Laying the foundations for a leadership bid, Rishi? Millionaire Chancellor gets his hands dirty but spectacularly fails in his attempt to lay a brick in Hartlepool ahead of by-election as under fire Boris Johnson tries to get his premiership back on track
- Chancellor Rishi Sunak visited Hartlepool today ahead of by-election on May 6
- Mr Sunak tried his hand at bricklaying but was corrected after making a mistake
- Came as Downing Street neighbour Boris Johnson tries to stabilise premiership
Rishi Sunak today admitted that working with his hands is not one of his strengths after a botched attempt at bricklaying during a campaign visit to Hartlepool.
The Chancellor tried his hand at building a wall as he visited the town’s Northern School of Art.
But he had to be corrected after he tried to lay a brick the wrong way around.
His visit came just days before the Hartlepool by-election on May 6 and as his Downing Street neighbour Boris Johnson tries to stabilise his leadership after a series of rows.
Rishi Sunak today tried his hand at building a wall as he visited Hartlepool’s Northern School of Art. Bricklayer Danny Honeyman had to point out that one of the Chancellor’s bricks was the wrong way around
Mr Sunak visited Hartlepool just days before a by-election which is due to take place on May 6
The Chancellor was shown the skills of students on a visual effects and model-making course, who had made him a replica of his Downing Street front door
Mr Sunak joined bricklayer Danny Honeyman to help on the construction of a new TV studio and, wearing a hard hat and protective clothing over his suit, he tapped two bricks into place.
But his second attempt was not as smooth as his first as Mr Honeyman had to point out that the brick was the wrong way around.
Asked if he was a perfectionist, Mr Sunak laughed and replied: ‘Yes, but definitely not at this. This is not my strong point.
‘As my kids would say, craft is not daddy’s (strong point). I should maybe have quit while I was ahead.’
Earlier, the Chancellor was shown the skills of students on a visual effects and model-making course, who had made him a replica of his Downing Street front door.
The Chancellor painted a number 11 on the model, which was created using a 3D printer from a photo of his famous address.
Mr Sunak was today grilled about revelations that Mr Johnson’s personal phone number was easily accessible online amid warnings from experts it could put the PM at increased risk of snooping.
Mr Sunak played down fears that the PM had opened himself up to possible covert activity by hostile states and exploitation by criminal gangs after it emerged that his personal contact details had been accessible on the internet for the past 15 years.
Lord Ricketts, the UK’s first national security adviser, said the disclosure could mean ‘thousands’ of people have Mr Johnson’s mobile number, putting him at ‘increased risk’.

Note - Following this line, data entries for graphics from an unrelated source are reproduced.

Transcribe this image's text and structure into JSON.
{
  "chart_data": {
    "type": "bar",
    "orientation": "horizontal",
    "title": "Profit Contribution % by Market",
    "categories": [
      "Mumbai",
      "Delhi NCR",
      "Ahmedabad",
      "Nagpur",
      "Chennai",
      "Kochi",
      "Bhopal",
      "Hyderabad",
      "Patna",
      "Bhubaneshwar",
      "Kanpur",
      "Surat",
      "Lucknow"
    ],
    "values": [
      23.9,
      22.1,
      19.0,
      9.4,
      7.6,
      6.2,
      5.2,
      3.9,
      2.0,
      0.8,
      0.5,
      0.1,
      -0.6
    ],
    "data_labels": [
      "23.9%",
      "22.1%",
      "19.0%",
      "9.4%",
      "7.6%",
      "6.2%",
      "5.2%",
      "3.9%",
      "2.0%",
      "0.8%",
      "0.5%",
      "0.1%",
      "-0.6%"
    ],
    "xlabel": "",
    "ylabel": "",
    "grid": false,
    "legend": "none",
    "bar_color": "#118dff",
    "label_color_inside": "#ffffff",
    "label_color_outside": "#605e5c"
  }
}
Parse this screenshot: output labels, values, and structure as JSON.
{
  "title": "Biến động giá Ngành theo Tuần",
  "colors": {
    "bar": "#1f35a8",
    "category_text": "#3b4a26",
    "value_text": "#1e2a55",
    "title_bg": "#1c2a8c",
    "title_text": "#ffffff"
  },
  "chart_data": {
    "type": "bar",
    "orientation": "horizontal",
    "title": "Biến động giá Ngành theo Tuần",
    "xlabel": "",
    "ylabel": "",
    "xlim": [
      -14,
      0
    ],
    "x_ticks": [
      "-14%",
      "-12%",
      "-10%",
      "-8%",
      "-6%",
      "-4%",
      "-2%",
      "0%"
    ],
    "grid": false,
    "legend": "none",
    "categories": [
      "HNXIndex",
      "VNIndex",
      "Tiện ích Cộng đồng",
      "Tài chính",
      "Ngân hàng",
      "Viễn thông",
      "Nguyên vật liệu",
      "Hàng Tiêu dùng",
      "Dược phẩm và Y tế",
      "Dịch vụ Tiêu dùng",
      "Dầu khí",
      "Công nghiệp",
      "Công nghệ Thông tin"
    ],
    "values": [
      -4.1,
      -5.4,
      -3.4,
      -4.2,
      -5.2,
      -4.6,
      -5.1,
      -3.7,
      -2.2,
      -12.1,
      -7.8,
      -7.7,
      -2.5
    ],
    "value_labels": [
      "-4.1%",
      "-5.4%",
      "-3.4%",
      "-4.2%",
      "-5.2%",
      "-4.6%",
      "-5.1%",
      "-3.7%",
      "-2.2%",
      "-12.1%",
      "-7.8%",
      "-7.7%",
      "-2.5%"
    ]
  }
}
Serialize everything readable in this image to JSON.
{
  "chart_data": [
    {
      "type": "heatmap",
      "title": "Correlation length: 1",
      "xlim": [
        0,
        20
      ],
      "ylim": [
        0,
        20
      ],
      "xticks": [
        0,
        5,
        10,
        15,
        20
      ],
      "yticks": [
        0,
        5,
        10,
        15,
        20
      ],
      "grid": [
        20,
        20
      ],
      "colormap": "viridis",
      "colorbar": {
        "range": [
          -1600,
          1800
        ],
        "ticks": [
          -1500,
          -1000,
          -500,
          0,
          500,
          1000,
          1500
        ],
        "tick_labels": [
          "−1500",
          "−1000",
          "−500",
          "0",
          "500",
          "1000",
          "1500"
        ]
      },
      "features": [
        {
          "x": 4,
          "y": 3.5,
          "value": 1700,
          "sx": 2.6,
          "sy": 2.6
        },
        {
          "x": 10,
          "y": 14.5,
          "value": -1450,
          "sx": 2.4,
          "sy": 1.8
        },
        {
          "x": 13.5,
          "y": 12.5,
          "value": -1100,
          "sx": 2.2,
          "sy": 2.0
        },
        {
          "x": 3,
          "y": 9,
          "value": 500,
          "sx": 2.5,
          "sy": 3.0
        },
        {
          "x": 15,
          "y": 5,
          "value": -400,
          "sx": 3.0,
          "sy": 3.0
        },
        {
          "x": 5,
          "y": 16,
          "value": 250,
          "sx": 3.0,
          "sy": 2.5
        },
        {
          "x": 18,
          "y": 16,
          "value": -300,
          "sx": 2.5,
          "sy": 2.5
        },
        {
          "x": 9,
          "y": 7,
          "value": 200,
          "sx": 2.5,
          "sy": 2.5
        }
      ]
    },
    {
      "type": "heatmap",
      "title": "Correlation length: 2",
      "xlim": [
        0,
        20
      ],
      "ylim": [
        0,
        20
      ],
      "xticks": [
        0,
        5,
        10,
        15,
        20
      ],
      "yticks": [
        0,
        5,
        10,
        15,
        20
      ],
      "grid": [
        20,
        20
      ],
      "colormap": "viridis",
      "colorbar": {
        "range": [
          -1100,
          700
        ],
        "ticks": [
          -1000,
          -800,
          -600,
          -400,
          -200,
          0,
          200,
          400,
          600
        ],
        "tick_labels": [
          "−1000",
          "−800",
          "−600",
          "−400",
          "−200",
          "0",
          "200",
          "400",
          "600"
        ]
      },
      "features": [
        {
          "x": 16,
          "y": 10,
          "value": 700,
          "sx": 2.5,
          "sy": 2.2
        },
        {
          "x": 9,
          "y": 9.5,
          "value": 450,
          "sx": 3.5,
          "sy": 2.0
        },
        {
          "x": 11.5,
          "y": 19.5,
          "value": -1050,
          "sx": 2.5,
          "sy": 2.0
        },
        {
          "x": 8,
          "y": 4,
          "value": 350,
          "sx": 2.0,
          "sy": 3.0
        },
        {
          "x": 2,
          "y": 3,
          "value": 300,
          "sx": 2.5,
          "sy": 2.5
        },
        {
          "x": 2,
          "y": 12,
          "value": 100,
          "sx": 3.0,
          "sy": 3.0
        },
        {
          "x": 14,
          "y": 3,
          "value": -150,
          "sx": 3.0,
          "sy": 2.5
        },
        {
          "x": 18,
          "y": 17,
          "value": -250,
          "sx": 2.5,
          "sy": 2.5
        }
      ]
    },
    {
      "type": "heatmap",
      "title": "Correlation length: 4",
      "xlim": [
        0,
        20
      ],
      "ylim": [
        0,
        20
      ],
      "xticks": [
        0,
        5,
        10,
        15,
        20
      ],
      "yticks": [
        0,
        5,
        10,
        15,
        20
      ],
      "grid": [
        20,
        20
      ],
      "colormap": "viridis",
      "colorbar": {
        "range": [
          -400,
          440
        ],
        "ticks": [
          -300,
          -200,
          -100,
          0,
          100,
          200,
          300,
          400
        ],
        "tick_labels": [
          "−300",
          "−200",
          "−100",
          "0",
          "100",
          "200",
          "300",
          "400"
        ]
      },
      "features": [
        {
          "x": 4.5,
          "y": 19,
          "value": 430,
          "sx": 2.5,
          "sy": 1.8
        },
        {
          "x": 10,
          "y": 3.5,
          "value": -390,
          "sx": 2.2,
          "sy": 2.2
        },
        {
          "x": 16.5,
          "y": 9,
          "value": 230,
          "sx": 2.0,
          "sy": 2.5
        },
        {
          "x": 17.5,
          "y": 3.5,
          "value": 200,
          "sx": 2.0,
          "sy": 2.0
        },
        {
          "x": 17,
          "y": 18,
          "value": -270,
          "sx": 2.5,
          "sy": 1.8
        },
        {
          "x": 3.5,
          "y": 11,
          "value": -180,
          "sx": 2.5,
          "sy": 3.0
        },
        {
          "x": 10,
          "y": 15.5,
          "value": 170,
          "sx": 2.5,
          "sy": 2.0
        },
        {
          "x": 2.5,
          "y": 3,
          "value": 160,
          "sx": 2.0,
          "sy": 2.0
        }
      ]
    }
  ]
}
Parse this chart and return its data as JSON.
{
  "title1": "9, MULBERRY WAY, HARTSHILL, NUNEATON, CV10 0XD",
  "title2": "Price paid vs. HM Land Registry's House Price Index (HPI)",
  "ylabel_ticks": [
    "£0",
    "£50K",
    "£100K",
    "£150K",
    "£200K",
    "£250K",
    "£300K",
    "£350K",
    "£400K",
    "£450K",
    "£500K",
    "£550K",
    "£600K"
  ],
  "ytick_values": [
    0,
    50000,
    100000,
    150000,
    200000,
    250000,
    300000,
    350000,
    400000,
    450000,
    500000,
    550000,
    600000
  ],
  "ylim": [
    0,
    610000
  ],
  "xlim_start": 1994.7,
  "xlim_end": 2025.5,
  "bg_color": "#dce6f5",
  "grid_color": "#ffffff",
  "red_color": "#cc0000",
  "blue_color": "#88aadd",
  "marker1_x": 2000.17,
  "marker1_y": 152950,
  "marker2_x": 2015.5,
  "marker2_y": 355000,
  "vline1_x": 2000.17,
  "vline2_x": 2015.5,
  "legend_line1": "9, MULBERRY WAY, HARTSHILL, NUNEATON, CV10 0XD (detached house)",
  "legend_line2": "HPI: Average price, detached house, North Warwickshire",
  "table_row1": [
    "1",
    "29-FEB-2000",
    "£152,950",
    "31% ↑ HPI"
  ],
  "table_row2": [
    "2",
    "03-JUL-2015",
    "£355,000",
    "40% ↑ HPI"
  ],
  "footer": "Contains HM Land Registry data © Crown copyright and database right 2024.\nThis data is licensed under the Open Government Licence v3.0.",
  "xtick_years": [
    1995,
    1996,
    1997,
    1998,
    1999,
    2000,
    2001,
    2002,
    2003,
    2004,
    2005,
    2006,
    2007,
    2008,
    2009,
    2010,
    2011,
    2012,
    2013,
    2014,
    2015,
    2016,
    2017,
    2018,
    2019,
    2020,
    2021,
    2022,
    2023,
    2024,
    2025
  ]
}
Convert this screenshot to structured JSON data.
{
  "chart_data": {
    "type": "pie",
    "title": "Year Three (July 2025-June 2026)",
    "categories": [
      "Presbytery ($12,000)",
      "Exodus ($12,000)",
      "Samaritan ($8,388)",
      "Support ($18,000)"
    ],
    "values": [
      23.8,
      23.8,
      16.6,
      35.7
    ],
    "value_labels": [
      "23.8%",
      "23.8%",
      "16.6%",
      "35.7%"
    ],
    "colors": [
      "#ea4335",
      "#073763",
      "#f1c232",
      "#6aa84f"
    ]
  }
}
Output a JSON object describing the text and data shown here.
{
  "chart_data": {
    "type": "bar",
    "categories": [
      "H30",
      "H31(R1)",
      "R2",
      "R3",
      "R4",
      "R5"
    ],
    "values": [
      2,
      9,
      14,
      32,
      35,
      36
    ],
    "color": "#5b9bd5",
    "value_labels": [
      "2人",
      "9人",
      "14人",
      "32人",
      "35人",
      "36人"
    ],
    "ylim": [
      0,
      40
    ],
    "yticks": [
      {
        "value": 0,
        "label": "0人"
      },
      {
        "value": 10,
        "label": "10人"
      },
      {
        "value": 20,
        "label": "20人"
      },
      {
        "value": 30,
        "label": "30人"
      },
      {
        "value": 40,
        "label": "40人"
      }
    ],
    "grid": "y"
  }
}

But Mr Sunak said: ‘As far as I’m aware, all security protocols have been followed.
‘Part of what makes the Prime Minister special is that he is an incredibly approachable individual.
Mr Sunak’s visit came after revelations that Boris Johnson’s personal phone number was easily accessible online. The PM is pictured on a visit to a school in London yesterday
‘You see it wherever he is out and about – people feel they can relate to him, they can talk to him, they can tell him what’s on their mind.’
It yesterday emerged that Mr Johnson’s contact number was still listed this year at the bottom of a 2006 press release dating back to when he was shadow higher education minister.
It follows a row in recent weeks over so-called Government-by-text after it emerged that lobbyists and others from the business world had personally messaged the Prime Minister in a bid to get him to intervene in issues.
Downing Street did not deny reports earlier this month that Cabinet Secretary Simon Case advised Mr Johnson to change his long-held phone number because of concerns over how many people had his direct contact details.